Hay un puesto sanitario, hay una escuela, hay un equipo de radio que depende de defensa civil de la provincia, asique estamos bastante comunicados, el tema del camino no, pero es un pedido que venimos haciendo por muchos años, es un lugar bastante complicado para poder hacer los caminos, hay muchos cerros, muy altos y para hacer el cambio de un camino hay que hacer un estudio bastante amplio y saber cómo hacerlo; ahora con la sequía no hay problema, pero en años nevadores en Anecón no se podía entrar hasta el mes de noviembre... (Miembro de la comunidad Anecón Grande, Río Negro, enero de 2014).

LÓGICAS ESPACIALES Y PRODUCTORES

Las lógicas espaciales de los actores rurales han sido abordadas desde la movilidad, pues la movilidad excede al mero desplazamiento físico de personas u objetos y produce esas relaciones espaciales que pueden ser analizadas desde las dimensiones culturales, económicas y políticas (Benedetti & Scalizzi, 2011).

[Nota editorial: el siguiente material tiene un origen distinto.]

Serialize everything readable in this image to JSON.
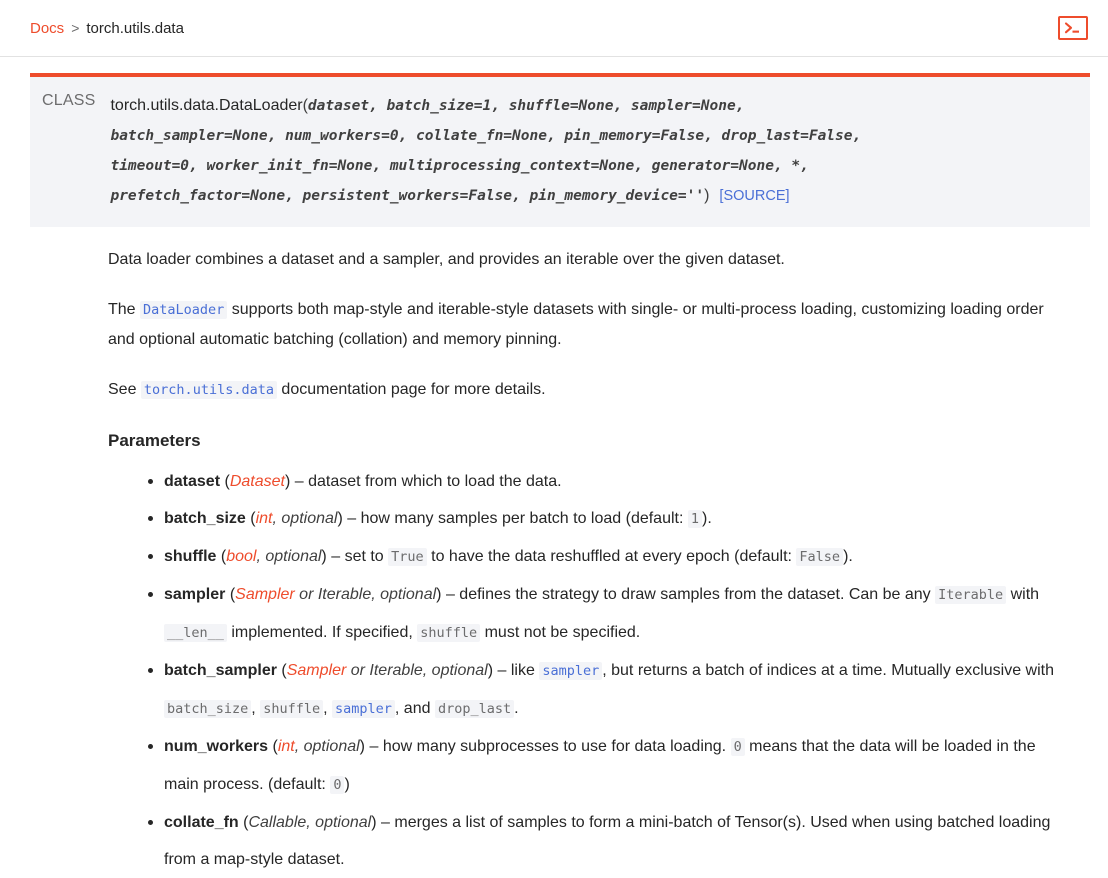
{
  "header": {
    "breadcrumb": {
      "root_label": "Docs",
      "separator": ">",
      "current_label": "torch.utils.data"
    },
    "terminal_button": {
      "icon": "terminal-icon",
      "label": ">_"
    }
  },
  "signature": {
    "kind_label": "CLASS",
    "qualified_name": "torch.utils.data.DataLoader",
    "open_paren": "(",
    "close_paren": ")",
    "lines": [
      "dataset, batch_size=1, shuffle=None, sampler=None,",
      "batch_sampler=None, num_workers=0, collate_fn=None, pin_memory=False, drop_last=False,",
      "timeout=0, worker_init_fn=None, multiprocessing_context=None, generator=None, *,",
      "prefetch_factor=None, persistent_workers=False, pin_memory_device=''"
    ],
    "source_link": "[SOURCE]"
  },
  "paragraphs": {
    "p1": "Data loader combines a dataset and a sampler, and provides an iterable over the given dataset.",
    "p2_a": "The",
    "p2_code": "DataLoader",
    "p2_b": "supports both map-style and iterable-style datasets with single- or multi-process loading, customizing loading order and optional automatic batching (collation) and memory pinning.",
    "p3_a": "See",
    "p3_code": "torch.utils.data",
    "p3_b": "documentation page for more details."
  },
  "parameters_heading": "Parameters",
  "parameters": [
    {
      "name": "dataset",
      "type_link": "Dataset",
      "type_plain": "",
      "desc_1": "dataset from which to load the data.",
      "code_1": "",
      "desc_2": "",
      "code_2": "",
      "desc_3": "",
      "code_3": "",
      "desc_4": "",
      "code_4": "",
      "desc_5": ""
    },
    {
      "name": "batch_size",
      "type_link": "int",
      "type_plain": ", optional",
      "desc_1": "how many samples per batch to load (default:",
      "code_1": "1",
      "desc_2": ").",
      "code_2": "",
      "desc_3": "",
      "code_3": "",
      "desc_4": "",
      "code_4": "",
      "desc_5": ""
    },
    {
      "name": "shuffle",
      "type_link": "bool",
      "type_plain": ", optional",
      "desc_1": "set to",
      "code_1": "True",
      "desc_2": "to have the data reshuffled at every epoch (default:",
      "code_2": "False",
      "desc_3": ").",
      "code_3": "",
      "desc_4": "",
      "code_4": "",
      "desc_5": ""
    },
    {
      "name": "sampler",
      "type_link": "Sampler",
      "type_plain": " or Iterable, optional",
      "desc_1": "defines the strategy to draw samples from the dataset. Can be any",
      "code_1": "Iterable",
      "desc_2": "with",
      "code_2": "__len__",
      "desc_3": "implemented. If specified,",
      "code_3": "shuffle",
      "desc_4": "must not be specified.",
      "code_4": "",
      "desc_5": ""
    },
    {
      "name": "batch_sampler",
      "type_link": "Sampler",
      "type_plain": " or Iterable, optional",
      "desc_1": "like",
      "code_1": "sampler",
      "desc_2": ", but returns a batch of indices at a time. Mutually exclusive with",
      "code_2": "batch_size",
      "desc_3": ",",
      "code_3": "shuffle",
      "desc_4": ",",
      "code_4": "sampler",
      "desc_5": ", and",
      "code_5": "drop_last",
      "desc_6": "."
    },
    {
      "name": "num_workers",
      "type_link": "int",
      "type_plain": ", optional",
      "desc_1": "how many subprocesses to use for data loading.",
      "code_1": "0",
      "desc_2": "means that the data will be loaded in the main process. (default:",
      "code_2": "0",
      "desc_3": ")",
      "code_3": "",
      "desc_4": "",
      "code_4": "",
      "desc_5": ""
    },
    {
      "name": "collate_fn",
      "type_link": "",
      "type_plain": "Callable, optional",
      "desc_1": "merges a list of samples to form a mini-batch of Tensor(s). Used when using batched loading from a map-style dataset.",
      "code_1": "",
      "desc_2": "",
      "code_2": "",
      "desc_3": "",
      "code_3": "",
      "desc_4": "",
      "code_4": "",
      "desc_5": ""
    }
  ],
  "colors": {
    "accent": "#ee4c2c",
    "link_blue": "#4a6fd6",
    "code_gray": "#6c6c6d",
    "sig_bg": "#f3f4f7",
    "text": "#262626"
  }
}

En función de la movilidad de los actores se han diferenciado dos grandes tipos de lógicas espaciales:

lógicas campo - localidad, es decir lógicas de actores que residen en establecimientos rurales y con cierta frecuencia se desplazan a las localidades, y

lógicas localidad - campo, es decir lógicas de actores que residen en localidades con distintos tamaños/jerarquías y con una determinada frecuencia se desplazan al campo.

Estas lógicas también se distinguen considerando las escalas definidas por la extensión de las redes de movilidad en un marco geográfico patagónico de extensas superficies rurales y dispersión de localidades. La Tabla 1 muestra las características de los desplazamientos en cada una de esas escalas.

Tabla 1 Escalas de las lógicas espaciales. 

Fuente: elaboración propia en base a tareas de campo.

Los actores rurales, entonces, han sido clasificados a partir de sus lógicas espaciales y agrupados bajo denominaciones adoptadas de los antecedentes académicos o los documentos oficiales y otras propuestas en este artículo.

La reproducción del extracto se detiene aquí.